N.B. Het kan zijn dat elementen ontbreken aan deze printversie.
‘Zachtjes spinnende poes’
Aan de vooravond van de eerste wereldoorlog, de grootste catastrofe uit de Europese geschiedenis, ligt Nederland er weldadig bij. De Troonrede van honderd jaar geleden - de eerste van het kabinet onder Rutte’s laatste liberale voorganger Cort van der Linden - ademt een tevreden sfeer.
Het heeft iets weg van een zachtjes spinnende poes.
De troonrede, door koningin Wilhelmina op 16 september 1913 uitgesproken, krioelt van woorden als ‘gunstig’, ‘bevredigend’ en ‘groote voldoening’. Zelf op Atjeh, waar sinds jaar en jaar een onderhuidse koloniale oorlog woedde, lijkt vrede in zicht.
‘Pacificatie’ van de twee grote binnenlandse strijdpunten - het algemeen kiesrecht en het de gelijkberechtiging van het bijzonder, christelijk onderwijs - liggen binnen handbereik.
En aan de horizon lonkt de AOW (‘ouderdomsrente’).
De inpoldering van het IJsselmeer wordt aangekondigd.

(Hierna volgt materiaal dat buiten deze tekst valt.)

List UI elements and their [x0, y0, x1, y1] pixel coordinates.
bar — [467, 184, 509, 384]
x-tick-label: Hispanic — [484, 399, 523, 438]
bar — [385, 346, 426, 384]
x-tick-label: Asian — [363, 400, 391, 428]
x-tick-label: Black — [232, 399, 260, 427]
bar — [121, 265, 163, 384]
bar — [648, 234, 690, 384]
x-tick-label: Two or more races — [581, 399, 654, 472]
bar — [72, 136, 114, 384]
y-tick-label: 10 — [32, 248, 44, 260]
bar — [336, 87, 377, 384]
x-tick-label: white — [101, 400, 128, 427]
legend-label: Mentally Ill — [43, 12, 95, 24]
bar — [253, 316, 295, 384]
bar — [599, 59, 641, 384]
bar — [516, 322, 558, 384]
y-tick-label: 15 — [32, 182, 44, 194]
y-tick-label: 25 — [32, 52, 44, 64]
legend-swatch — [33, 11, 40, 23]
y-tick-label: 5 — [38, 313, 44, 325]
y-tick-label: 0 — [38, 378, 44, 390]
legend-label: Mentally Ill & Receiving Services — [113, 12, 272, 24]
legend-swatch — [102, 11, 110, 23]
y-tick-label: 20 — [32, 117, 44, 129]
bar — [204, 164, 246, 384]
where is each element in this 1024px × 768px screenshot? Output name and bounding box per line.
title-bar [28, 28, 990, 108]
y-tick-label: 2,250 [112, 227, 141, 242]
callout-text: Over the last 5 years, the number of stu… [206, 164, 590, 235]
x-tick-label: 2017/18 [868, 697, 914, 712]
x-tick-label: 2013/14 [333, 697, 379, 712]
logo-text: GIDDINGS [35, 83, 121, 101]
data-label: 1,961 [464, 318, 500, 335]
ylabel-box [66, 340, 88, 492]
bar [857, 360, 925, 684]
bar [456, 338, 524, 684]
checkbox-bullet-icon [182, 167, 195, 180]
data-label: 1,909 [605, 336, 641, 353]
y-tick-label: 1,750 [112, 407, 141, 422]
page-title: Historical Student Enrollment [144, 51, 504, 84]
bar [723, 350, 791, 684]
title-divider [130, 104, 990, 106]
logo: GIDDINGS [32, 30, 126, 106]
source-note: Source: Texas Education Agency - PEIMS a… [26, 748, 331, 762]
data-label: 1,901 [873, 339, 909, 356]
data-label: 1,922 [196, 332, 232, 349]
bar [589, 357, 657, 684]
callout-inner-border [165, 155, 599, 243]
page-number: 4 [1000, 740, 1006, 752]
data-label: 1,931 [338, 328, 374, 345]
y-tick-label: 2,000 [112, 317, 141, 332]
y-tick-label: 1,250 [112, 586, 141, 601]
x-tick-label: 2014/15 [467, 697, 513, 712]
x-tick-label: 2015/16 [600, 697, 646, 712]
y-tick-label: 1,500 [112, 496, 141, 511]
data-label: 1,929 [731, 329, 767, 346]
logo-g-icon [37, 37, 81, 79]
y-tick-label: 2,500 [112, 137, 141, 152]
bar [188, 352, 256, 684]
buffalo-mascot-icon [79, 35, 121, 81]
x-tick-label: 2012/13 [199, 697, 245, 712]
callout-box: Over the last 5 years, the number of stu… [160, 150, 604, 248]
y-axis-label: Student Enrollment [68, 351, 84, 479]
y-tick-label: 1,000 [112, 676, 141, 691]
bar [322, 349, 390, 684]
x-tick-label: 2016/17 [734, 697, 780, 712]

Voor wie weet dat binnen een jaar Europa in brand staat en Nederland benauwt de neutraliteit probeert te handhaven, klinkt de Troonrede – achteraf – bijna bezwerend optimistisch: ‘Onze betrekkingen met de andere Mogendheden waren in het afgeloopen jaar weder van even vriendschappelijken aard als in het vorige.’